Teater memang mesti hidup dari penontonnya. Seniman bukan hanya duduk di sanggar, menulis dan ngurusin undangan. Seniman juga mesti memikirkan bagaimana menarik penonton untuk hadir di setiap pertunjukan Teater Koma. Karena kesadaran itu, Teater Koma jadi produktif dalam berkarya. Memang strategi itu sudah dilakukan teater popular di bawah naungan Teguh Karya. Jadi dulu pada zaman Teguh Karya, teater sudah dipentaskan di hotel pada sekitar 1960-1970. Dan cara itu membekas sehingga diteruskan oleh Teater Koma.

Keterlibatan di Teater Koma, waktu itu saya main saat masih bujangan, sekitar era 1976-1977. Mas Nano sama Mba Ratna dulu belum menikah. Saya waktu itu main pada lakon “Maaf. Maaf. Maaf.” pada sekitar 1978.

Apa peran Anda pertama kali di Teater Koma?
Ketika bergabung di Koma, saya dulu masih di belakang panggung. Tidak terlibat langsung di atas panggung. Awalnya hanya mengurus perpustakaan, promo pertunjukan dan marketing untuk Koma. Misalnya, jika mau ada pertunjukan, saya bentuk tim dengan rekan lainnya. Setelah itu keliling memasang spanduk, poster iklan pertunjukan. Seperti itu saja kerjaannya.

Apa itu efektif?
Efeknya tentu saja ada, secara tidak langsung penyebaran poster membentuk komunitas penonton.  Sebagai contoh, dulu ada mahasiwa dari Bandung melakukan survey bahwa Teater Koma ternyata memiliki penonton sekitar 16.000 orang. Kebetulan waktu itu sudah ada internet mailing list yang ternyata efektif.  Dan itu menjadi sebagian pengelolaan penonton sehingga antara Teater Koma dan penonton memiliki sambung rasa. Pertunjukan Teater Koma paling tidak main selama 15 hari. Itu dilakukan karena adanya penonton. Mereka dengan sendirinya datang. Mereka ada yang bawa oleh oleh dan lain lain. Itu menyenangkan. Jadi kita terdorong untuk produktif terus menerus.
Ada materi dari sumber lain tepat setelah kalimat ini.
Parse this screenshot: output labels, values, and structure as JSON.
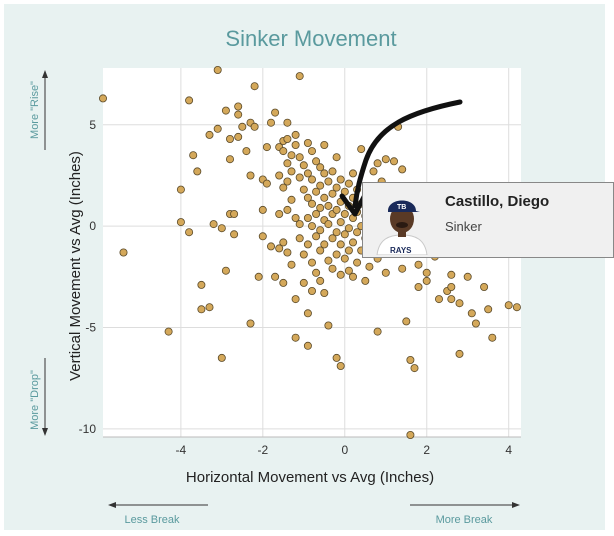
{
  "chart_data": {
    "type": "scatter",
    "title": "Sinker Movement",
    "xlabel": "Horizontal Movement vs Avg (Inches)",
    "ylabel": "Vertical Movement vs Avg (Inches)",
    "xlim": [
      -5.9,
      4.3
    ],
    "ylim": [
      -10.4,
      7.8
    ],
    "xticks": [
      -4,
      -2,
      0,
      2,
      4
    ],
    "yticks": [
      5,
      0,
      -5,
      -10
    ],
    "grid": true,
    "point_color": "#d4a85a",
    "point_stroke": "#5a4a2a",
    "x_hints": {
      "left": "Less Break",
      "right": "More Break"
    },
    "y_hints": {
      "top": "More \"Rise\"",
      "bottom": "More \"Drop\""
    },
    "points": [
      [
        -5.9,
        6.3
      ],
      [
        -5.4,
        -1.3
      ],
      [
        -4.3,
        -5.2
      ],
      [
        -4.0,
        1.8
      ],
      [
        -4.0,
        0.2
      ],
      [
        -3.8,
        6.2
      ],
      [
        -3.8,
        -0.3
      ],
      [
        -3.7,
        3.5
      ],
      [
        -3.6,
        2.7
      ],
      [
        -3.5,
        -2.9
      ],
      [
        -3.5,
        -4.1
      ],
      [
        -3.3,
        -4.0
      ],
      [
        -3.3,
        4.5
      ],
      [
        -3.2,
        0.1
      ],
      [
        -3.1,
        4.8
      ],
      [
        -3.1,
        7.7
      ],
      [
        -3.0,
        -0.1
      ],
      [
        -3.0,
        -6.5
      ],
      [
        -2.9,
        5.7
      ],
      [
        -2.9,
        -2.2
      ],
      [
        -2.8,
        4.3
      ],
      [
        -2.8,
        3.3
      ],
      [
        -2.8,
        0.6
      ],
      [
        -2.7,
        0.6
      ],
      [
        -2.7,
        -0.4
      ],
      [
        -2.6,
        5.9
      ],
      [
        -2.6,
        5.5
      ],
      [
        -2.6,
        4.4
      ],
      [
        -2.5,
        4.9
      ],
      [
        -2.4,
        3.7
      ],
      [
        -2.3,
        5.1
      ],
      [
        -2.3,
        2.5
      ],
      [
        -2.3,
        -4.8
      ],
      [
        -2.2,
        6.9
      ],
      [
        -2.2,
        4.9
      ],
      [
        -2.1,
        -2.5
      ],
      [
        -2.0,
        2.3
      ],
      [
        -2.0,
        0.8
      ],
      [
        -2.0,
        -0.5
      ],
      [
        -1.9,
        3.9
      ],
      [
        -1.9,
        2.1
      ],
      [
        -1.8,
        5.1
      ],
      [
        -1.8,
        -1.0
      ],
      [
        -1.7,
        -2.5
      ],
      [
        -1.7,
        5.6
      ],
      [
        -1.6,
        3.9
      ],
      [
        -1.6,
        2.5
      ],
      [
        -1.6,
        0.6
      ],
      [
        -1.6,
        -1.1
      ],
      [
        -1.5,
        4.2
      ],
      [
        -1.5,
        3.7
      ],
      [
        -1.5,
        1.9
      ],
      [
        -1.5,
        -0.8
      ],
      [
        -1.5,
        -2.8
      ],
      [
        -1.4,
        5.1
      ],
      [
        -1.4,
        4.3
      ],
      [
        -1.4,
        3.1
      ],
      [
        -1.4,
        2.2
      ],
      [
        -1.4,
        0.8
      ],
      [
        -1.4,
        -1.3
      ],
      [
        -1.3,
        3.5
      ],
      [
        -1.3,
        2.7
      ],
      [
        -1.3,
        1.3
      ],
      [
        -1.3,
        -1.9
      ],
      [
        -1.2,
        4.5
      ],
      [
        -1.2,
        4.0
      ],
      [
        -1.2,
        0.4
      ],
      [
        -1.2,
        -3.6
      ],
      [
        -1.2,
        -5.5
      ],
      [
        -1.1,
        7.4
      ],
      [
        -1.1,
        3.4
      ],
      [
        -1.1,
        2.4
      ],
      [
        -1.1,
        0.1
      ],
      [
        -1.1,
        -0.6
      ],
      [
        -1.0,
        3.0
      ],
      [
        -1.0,
        1.8
      ],
      [
        -1.0,
        -1.4
      ],
      [
        -1.0,
        -2.8
      ],
      [
        -0.9,
        4.1
      ],
      [
        -0.9,
        2.6
      ],
      [
        -0.9,
        1.4
      ],
      [
        -0.9,
        0.4
      ],
      [
        -0.9,
        -0.9
      ],
      [
        -0.9,
        -4.3
      ],
      [
        -0.9,
        -5.9
      ],
      [
        -0.8,
        3.7
      ],
      [
        -0.8,
        2.3
      ],
      [
        -0.8,
        1.1
      ],
      [
        -0.8,
        0.0
      ],
      [
        -0.8,
        -1.8
      ],
      [
        -0.8,
        -3.2
      ],
      [
        -0.7,
        3.2
      ],
      [
        -0.7,
        1.7
      ],
      [
        -0.7,
        0.6
      ],
      [
        -0.7,
        -0.5
      ],
      [
        -0.7,
        -2.3
      ],
      [
        -0.6,
        2.9
      ],
      [
        -0.6,
        2.0
      ],
      [
        -0.6,
        0.9
      ],
      [
        -0.6,
        -0.2
      ],
      [
        -0.6,
        -1.2
      ],
      [
        -0.6,
        -2.7
      ],
      [
        -0.5,
        4.0
      ],
      [
        -0.5,
        2.6
      ],
      [
        -0.5,
        1.4
      ],
      [
        -0.5,
        0.3
      ],
      [
        -0.5,
        -0.9
      ],
      [
        -0.5,
        -3.3
      ],
      [
        -0.4,
        2.2
      ],
      [
        -0.4,
        1.0
      ],
      [
        -0.4,
        0.1
      ],
      [
        -0.4,
        -1.7
      ],
      [
        -0.4,
        -4.9
      ],
      [
        -0.3,
        2.7
      ],
      [
        -0.3,
        1.6
      ],
      [
        -0.3,
        0.6
      ],
      [
        -0.3,
        -0.6
      ],
      [
        -0.3,
        -2.1
      ],
      [
        -0.2,
        3.4
      ],
      [
        -0.2,
        1.9
      ],
      [
        -0.2,
        0.8
      ],
      [
        -0.2,
        -0.3
      ],
      [
        -0.2,
        -1.4
      ],
      [
        -0.2,
        -6.5
      ],
      [
        -0.1,
        2.3
      ],
      [
        -0.1,
        1.2
      ],
      [
        -0.1,
        0.2
      ],
      [
        -0.1,
        -0.9
      ],
      [
        -0.1,
        -2.4
      ],
      [
        -0.1,
        -6.9
      ],
      [
        0.0,
        1.7
      ],
      [
        0.0,
        0.6
      ],
      [
        0.0,
        -0.4
      ],
      [
        0.0,
        -1.6
      ],
      [
        0.1,
        2.1
      ],
      [
        0.1,
        1.0
      ],
      [
        0.1,
        -0.1
      ],
      [
        0.1,
        -1.2
      ],
      [
        0.1,
        -2.2
      ],
      [
        0.2,
        2.6
      ],
      [
        0.2,
        1.4
      ],
      [
        0.2,
        0.4
      ],
      [
        0.2,
        -0.8
      ],
      [
        0.2,
        -2.5
      ],
      [
        0.3,
        1.8
      ],
      [
        0.3,
        0.7
      ],
      [
        0.3,
        -0.3
      ],
      [
        0.3,
        -1.8
      ],
      [
        0.4,
        1.1
      ],
      [
        0.4,
        0.0
      ],
      [
        0.4,
        -1.2
      ],
      [
        0.4,
        3.8
      ],
      [
        0.5,
        0.5
      ],
      [
        0.5,
        -0.6
      ],
      [
        0.5,
        -2.7
      ],
      [
        0.6,
        1.5
      ],
      [
        0.6,
        -0.1
      ],
      [
        0.6,
        -2.0
      ],
      [
        0.7,
        2.7
      ],
      [
        0.7,
        0.9
      ],
      [
        0.8,
        3.1
      ],
      [
        0.8,
        -1.6
      ],
      [
        0.8,
        -5.2
      ],
      [
        0.9,
        2.2
      ],
      [
        0.9,
        0.2
      ],
      [
        1.0,
        3.3
      ],
      [
        1.0,
        -2.3
      ],
      [
        1.1,
        -0.7
      ],
      [
        1.2,
        3.2
      ],
      [
        1.3,
        4.9
      ],
      [
        1.4,
        2.8
      ],
      [
        1.4,
        -2.1
      ],
      [
        1.5,
        -1.0
      ],
      [
        1.5,
        -4.7
      ],
      [
        1.6,
        -6.6
      ],
      [
        1.6,
        -10.3
      ],
      [
        1.7,
        -7.0
      ],
      [
        1.8,
        -1.9
      ],
      [
        1.8,
        -3.0
      ],
      [
        2.0,
        -2.7
      ],
      [
        2.0,
        -2.3
      ],
      [
        2.2,
        -1.5
      ],
      [
        2.3,
        -3.6
      ],
      [
        2.5,
        -3.2
      ],
      [
        2.6,
        -3.0
      ],
      [
        2.6,
        -2.4
      ],
      [
        2.6,
        -3.6
      ],
      [
        2.8,
        -3.8
      ],
      [
        2.8,
        -6.3
      ],
      [
        3.0,
        -2.5
      ],
      [
        3.1,
        -4.3
      ],
      [
        3.2,
        -4.8
      ],
      [
        3.4,
        -3.0
      ],
      [
        3.5,
        -4.1
      ],
      [
        3.6,
        -5.5
      ],
      [
        4.0,
        -3.9
      ],
      [
        4.2,
        -4.0
      ]
    ]
  },
  "tooltip": {
    "player_name": "Castillo, Diego",
    "pitch_type": "Sinker"
  },
  "annotation_arrow": {
    "color": "#111111"
  }
}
Lakon apa yang pertama kali Anda mainkan?
Saya pertama kali bermain pada lakon Pernikahan Darah karya Federico Garcia Lorca meskipun hanya berperan sedikit saja. Pengalaman yang didapat sangat berkesan. Ada juga perasaan bangga saat main bareng Rima Melati

Kapan keterlibatan Anda menjadi sutradara?
Karena saya suka berlama-lama di perpustakaan, saya jadi suka baca apapun yang ada. Sedikit-demi sedikit membawa saya menjadi pendamping sutradara dan ngurusin latihan. Setelah itu lama-lama saya menyukai divisi penyutradaraan dan tertarik di bidang directing. Setelah belajar lebih jauh, saya baru sadar ternyata penyutradaraan itu kompleks. Terutama tanggung jawab moral keseniannya. Di situlah kemudian saya terasah menjadi asisten sutradara. Sampai akhirnya naskah Raja Ubud menjadi lakon pertama yang saya sutradarai.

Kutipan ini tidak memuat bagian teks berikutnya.